Nukleare Entsorgung Schweiz: Standortwahl und Umgang mit Expertenwissen
Marcos Buser (Zürich), André Lambert (Baden), Walter Wildi (Genf)
Der beiliegende Folienset wird von drei Geologen gezeichnet, die die Standortsuche des schweizerischen Entsorgungsprogrammes seit vielen Jahrzehnten aktiv begleiten. Alle drei Autoren hatten über lange Jahrzehnte offizielle Funktionen bei der mit der Entsorgung radioaktiver Abfälle betrauten Nagra inne respektive begleiteten das Entsorgungsprogramm bei praktisch allen in dieser Fragestellung relevanten Kommissionen des Bundes oder der Kantone. Speziell zu erwähnen ist, dass das heute verfolgte Konzept des geologischen Tiefenlagers (EKRA-Konzept) massgebend von zwei dieser Autoren geprägt wurde.
Die Misserfolge des schweizerischen Entsorgungsprogramms seit seinen Anfängen und die Probleme, welche auch den 2008 lancierte «Sachplan geologische Tiefenlager» begleiten, zeigen, dass es grundlegende Probleme zwischen der politischen und administrativen Führung dieses zweifelsohne schwierigen Programms auf der einen Seite und der Erfüllung wissenschaftlicher und technischer Qualitätsstandards auf der anderen gibt. Das Verhältnis zwischen Politik und Expertise im Falle dieses Mehrgenerationenproblems ist bislang nie sauber geklärt worden. Wie steht es um das Verhältnis von politischer und wissenschaftlicher Entscheidungsfindung? Wie geht die politische Entscheidungsfindung mit wissenschaftlichen Erkenntnissen um, die nicht passen oder sogar krass im Widerspruch zur offiziellen Politik stehen?

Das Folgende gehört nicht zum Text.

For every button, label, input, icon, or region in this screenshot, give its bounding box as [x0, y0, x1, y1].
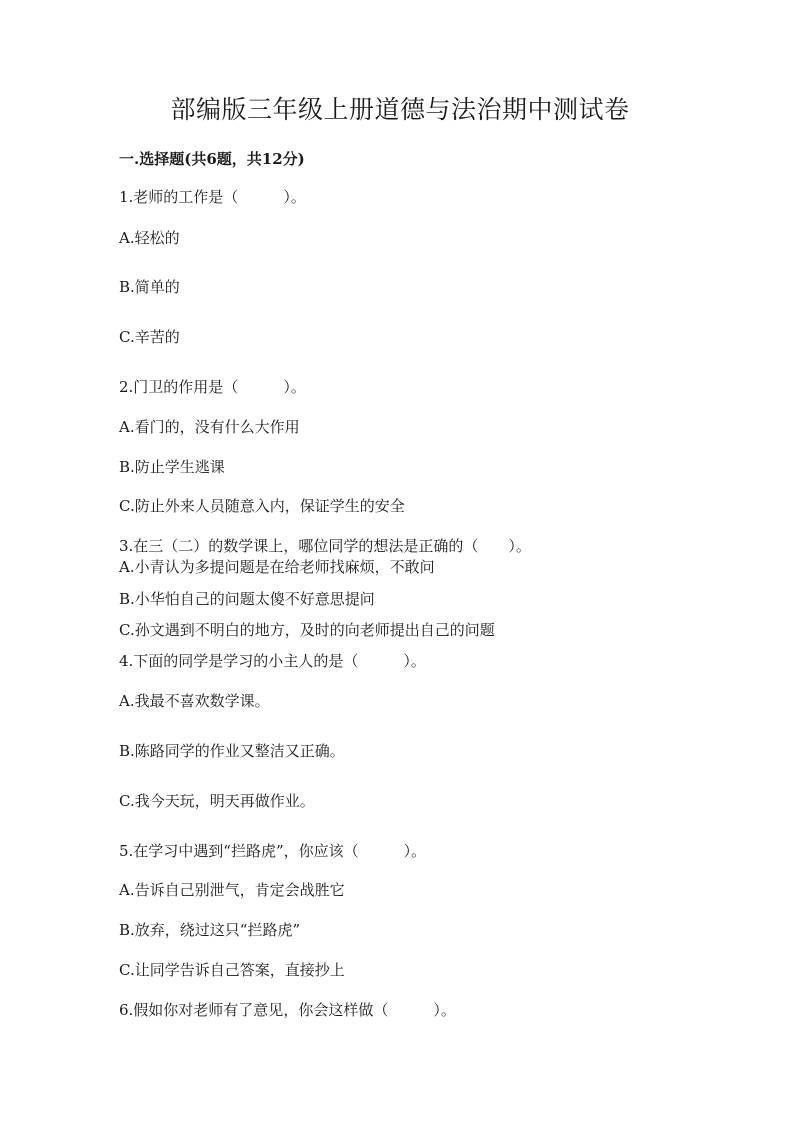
question-3-option-a: A.小青认为多提问题是在给老师找麻烦，不敢问	[119, 558, 435, 576]
question-2-option-b: B.防止学生逃课	[119, 458, 225, 476]
question-1-option-c: C.辛苦的	[119, 328, 180, 346]
question-2-option-c: C.防止外来人员随意入内，保证学生的安全	[119, 497, 405, 515]
question-5-option-a: A.告诉自己别泄气，肯定会战胜它	[119, 881, 345, 899]
question-1-stem: 1.老师的工作是（ ）。	[119, 188, 306, 206]
question-4-option-c: C.我今天玩，明天再做作业。	[119, 792, 315, 810]
question-5-option-b: B.放弃，绕过这只“拦路虎”	[119, 921, 301, 939]
question-6-stem: 6.假如你对老师有了意见，你会这样做（ ）。	[119, 1001, 456, 1019]
question-5-option-c: C.让同学告诉自己答案，直接抄上	[119, 961, 345, 979]
question-2-stem: 2.门卫的作用是（ ）。	[119, 378, 306, 396]
question-3-stem: 3.在三（二）的数学课上，哪位同学的想法是正确的（ ）。	[119, 537, 531, 555]
question-5-stem: 5.在学习中遇到“拦路虎”，你应该（ ）。	[119, 842, 427, 860]
section-heading: 一.选择题(共6题，共12分)	[119, 150, 305, 168]
question-1-option-b: B.简单的	[119, 278, 180, 296]
question-1-option-a: A.轻松的	[119, 229, 180, 247]
question-3-option-b: B.小华怕自己的问题太傻不好意思提问	[119, 590, 375, 608]
question-4-option-a: A.我最不喜欢数学课。	[119, 692, 270, 710]
question-4-option-b: B.陈路同学的作业又整洁又正确。	[119, 742, 345, 760]
page-title: 部编版三年级上册道德与法治期中测试卷	[170, 95, 630, 124]
question-2-option-a: A.看门的，没有什么大作用	[119, 418, 300, 436]
question-4-stem: 4.下面的同学是学习的小主人的是（ ）。	[119, 652, 426, 670]
question-3-option-c: C.孙文遇到不明白的地方，及时的向老师提出自己的问题	[119, 621, 495, 639]
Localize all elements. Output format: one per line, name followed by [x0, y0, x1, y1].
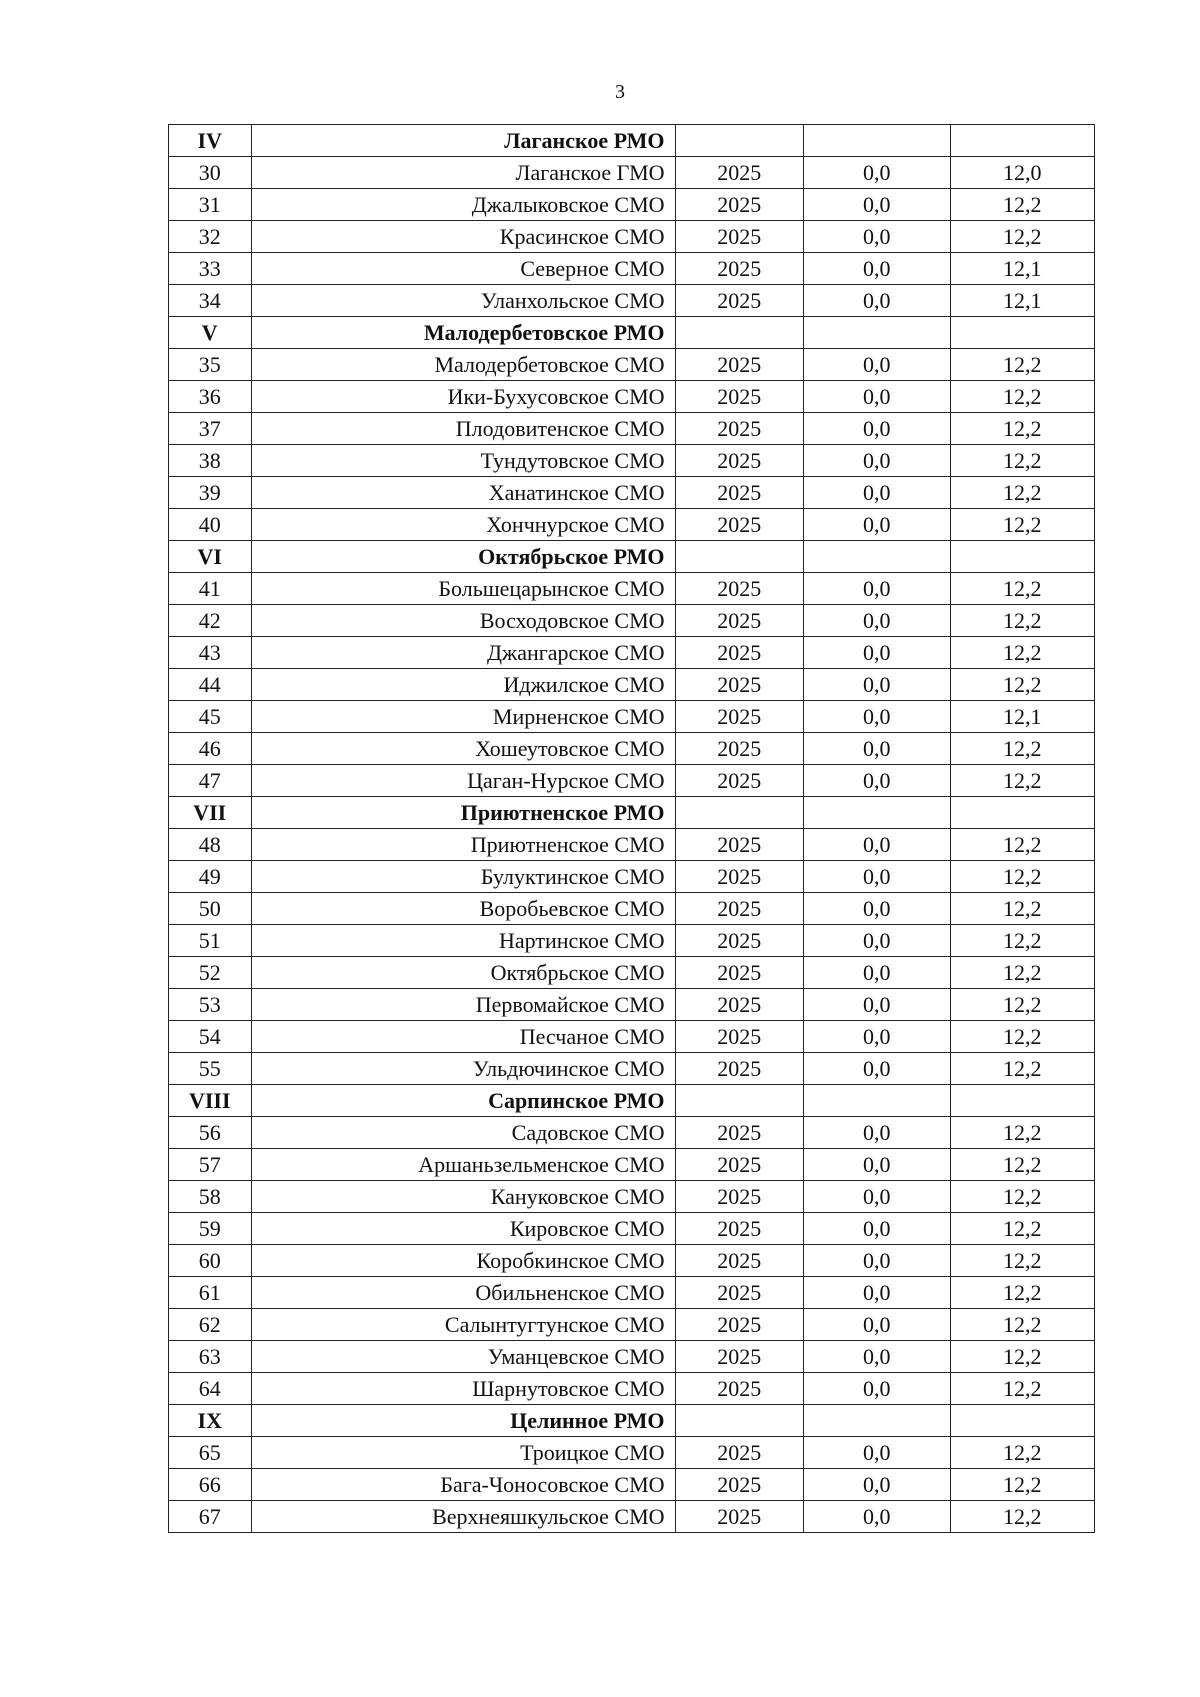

Wie gehen diese beiden Programm- und Wissensträger mit ihren Führungs- und Wissensansprüchen um? Erfüllt die Governance des Entsorgungsprogramms die Ansprüche an eine qualitativ hochstehende problemorientierte wissenschaftsbasierte Führung eines solchen Programms? Welche Korrekturmassnahmen müssten für die weitere Führung dieses Programms umgesetzt werden?
Es sind eine Vielzahl von Fragen, welche im Rahmen des kleinen Vortrags vor der Fachkommission Umwelt, Energie und Raumplanung der SP Schweiz kurz präsentiert werden. Der beiliegende Folienset zeigt einige Beispiele für die im Rahmen des Sachplans bisher gemachten Programm- und Planungsfehler und schlägt für die Zukunft grundlegende Verbesserungen in der Governance des schweizerischen Entsorgungs-Programms vor.
Die Analyse des bisherigen Verlaufs des Sachplans zeigt eine grundlegende Anzahl Defizite. Zu nennen sind Planungs- und Vorgehensfehler in den Umsetzungs- und Forschungs-Programmen, eine de facto fehlende Prozesskontrolle, welche unangenehme oder nicht sein-dürfende Entwicklungen mit einbezieht beziehungsweise eine schwache Aufsicht und Projektführung. Will man diese seit Jahrzehnten immer wiederkehrenden Probleme lösen, sind endlich grundlegende Anpassungen in der Governance des Programms erforderlich. Die Rollen zwischen Politik und Wissenschaft in komplexen Mehrgenerationenprogrammen sind grundlegend zu klären und die Zusammenarbeit zwischen Politik, Wissenschaft und Gesellschaft in der Zukunft ist grundlegend neu zu organisieren. Die Verdrängung und der Ausschluss (Exklusion) von Unangenehmem ist bei langfristig angelegten Mehrgenerationenprogrammen kontraproduktiv und unakzeptabel. Es braucht weitreichende Strukturreformen, insbesondere bei der Aufsicht und der Prozessbegleitung respektive bei der Fehler- und Sicherheitskultur. Ohne solche Strukturreformen werden sich die bisherigen Probleme bei der nuklearen Entsorgung fortsetzen.